"O Amarcord é uma
reflexão sobre a incapacidade de
observarmos criticamente o nosso passado fascista, um passado que recusamos,
mas do qual nunca nos poderíamos separar: o que faz parte do passado de cada um
de nós forma inalteravelmente uma parte íntima de si próprio. Por isso o
Amarcord é mais um exame do presente do que uma nostalgia. Na realidade, quando
foi estreado o Satyricon, muitos viram o filme como um comentário sobre o Maio
de 68. Creio que filmes como Casanova ou O Navio podem ser interpretados como
reflexos de uma certa actualidade, como o jornal da noite. (...) Muitas vezes
simplifiquei o sentido cabalístico da palavra amarcord, dizendo que é um termo romagnolo e que significa
"Lembro-me". Mas não é bem verdade.

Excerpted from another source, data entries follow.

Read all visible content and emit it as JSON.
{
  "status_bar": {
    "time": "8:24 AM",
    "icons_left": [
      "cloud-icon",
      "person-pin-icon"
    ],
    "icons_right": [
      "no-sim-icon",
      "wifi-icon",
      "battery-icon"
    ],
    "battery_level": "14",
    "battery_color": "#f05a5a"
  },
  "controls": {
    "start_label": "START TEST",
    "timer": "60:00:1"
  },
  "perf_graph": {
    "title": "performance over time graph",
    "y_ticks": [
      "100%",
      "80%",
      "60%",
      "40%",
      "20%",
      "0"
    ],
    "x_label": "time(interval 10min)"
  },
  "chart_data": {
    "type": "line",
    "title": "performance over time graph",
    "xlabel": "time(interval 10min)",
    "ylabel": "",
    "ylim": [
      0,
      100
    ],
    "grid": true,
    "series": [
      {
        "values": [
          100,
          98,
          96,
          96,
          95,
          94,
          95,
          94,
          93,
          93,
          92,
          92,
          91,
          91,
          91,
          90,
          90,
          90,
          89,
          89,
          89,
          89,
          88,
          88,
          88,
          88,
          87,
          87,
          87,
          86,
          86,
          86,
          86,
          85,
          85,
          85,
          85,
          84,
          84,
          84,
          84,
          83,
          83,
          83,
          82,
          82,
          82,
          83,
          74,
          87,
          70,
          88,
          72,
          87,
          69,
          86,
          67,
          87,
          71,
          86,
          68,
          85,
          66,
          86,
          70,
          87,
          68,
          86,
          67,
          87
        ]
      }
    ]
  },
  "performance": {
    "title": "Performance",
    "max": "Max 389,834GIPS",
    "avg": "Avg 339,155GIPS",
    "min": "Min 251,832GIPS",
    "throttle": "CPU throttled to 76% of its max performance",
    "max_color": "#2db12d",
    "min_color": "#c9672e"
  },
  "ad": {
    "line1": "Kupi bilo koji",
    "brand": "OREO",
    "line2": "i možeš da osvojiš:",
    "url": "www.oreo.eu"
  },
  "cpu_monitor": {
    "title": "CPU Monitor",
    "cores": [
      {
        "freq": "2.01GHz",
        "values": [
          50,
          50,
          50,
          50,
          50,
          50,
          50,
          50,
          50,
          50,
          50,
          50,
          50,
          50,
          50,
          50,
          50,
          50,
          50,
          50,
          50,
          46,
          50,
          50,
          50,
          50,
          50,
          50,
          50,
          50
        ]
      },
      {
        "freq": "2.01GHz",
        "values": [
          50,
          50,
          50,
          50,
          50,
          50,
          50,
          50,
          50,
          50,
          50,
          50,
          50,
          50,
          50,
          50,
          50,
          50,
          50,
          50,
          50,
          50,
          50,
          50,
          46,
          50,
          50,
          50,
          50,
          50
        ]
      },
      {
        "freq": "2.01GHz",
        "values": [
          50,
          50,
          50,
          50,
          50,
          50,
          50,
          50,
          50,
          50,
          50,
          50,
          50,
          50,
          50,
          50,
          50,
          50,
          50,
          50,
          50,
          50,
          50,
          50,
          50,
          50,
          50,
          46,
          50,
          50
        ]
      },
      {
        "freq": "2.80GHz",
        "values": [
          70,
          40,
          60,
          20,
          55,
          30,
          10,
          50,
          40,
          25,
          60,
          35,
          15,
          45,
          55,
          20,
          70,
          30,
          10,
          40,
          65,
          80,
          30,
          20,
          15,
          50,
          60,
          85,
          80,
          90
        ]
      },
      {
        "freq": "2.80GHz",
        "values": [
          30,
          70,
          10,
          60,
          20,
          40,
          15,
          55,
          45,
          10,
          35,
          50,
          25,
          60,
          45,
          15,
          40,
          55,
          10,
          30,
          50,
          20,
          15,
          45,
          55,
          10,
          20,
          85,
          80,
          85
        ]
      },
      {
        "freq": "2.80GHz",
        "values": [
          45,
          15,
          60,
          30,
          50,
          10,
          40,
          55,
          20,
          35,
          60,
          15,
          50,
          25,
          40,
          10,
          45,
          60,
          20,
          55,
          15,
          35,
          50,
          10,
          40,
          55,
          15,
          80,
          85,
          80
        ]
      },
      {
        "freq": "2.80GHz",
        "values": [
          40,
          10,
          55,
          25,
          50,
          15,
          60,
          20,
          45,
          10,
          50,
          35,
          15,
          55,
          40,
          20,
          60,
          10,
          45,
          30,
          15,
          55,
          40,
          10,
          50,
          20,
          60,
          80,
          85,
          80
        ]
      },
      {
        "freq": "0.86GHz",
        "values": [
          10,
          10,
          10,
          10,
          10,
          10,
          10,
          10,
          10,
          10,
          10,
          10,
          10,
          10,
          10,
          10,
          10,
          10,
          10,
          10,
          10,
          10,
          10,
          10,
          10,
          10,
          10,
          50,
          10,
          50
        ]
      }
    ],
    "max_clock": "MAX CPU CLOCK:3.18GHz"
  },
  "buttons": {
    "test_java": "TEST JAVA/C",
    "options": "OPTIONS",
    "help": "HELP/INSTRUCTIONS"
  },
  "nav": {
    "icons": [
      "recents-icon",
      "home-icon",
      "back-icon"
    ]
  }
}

Penso que a ideia original me
ocorreu depois de ter lido qualquer coisa sobre o sueco defensor do aborto
Hammercord, e que a sonoridade do seu nome o ponto de partida. Se se juntarem
as palavras amare (amar), cuore (coração), ricordare (lembrar) e amaro (amargo)
obtém-se Amarcord." Federico Fellini -"Sou Um Grande Mentiroso
- Uma Conversa com Damian Pettigrew",Tradução
de Miguel Serras Pereira, Fim de Século, 2008.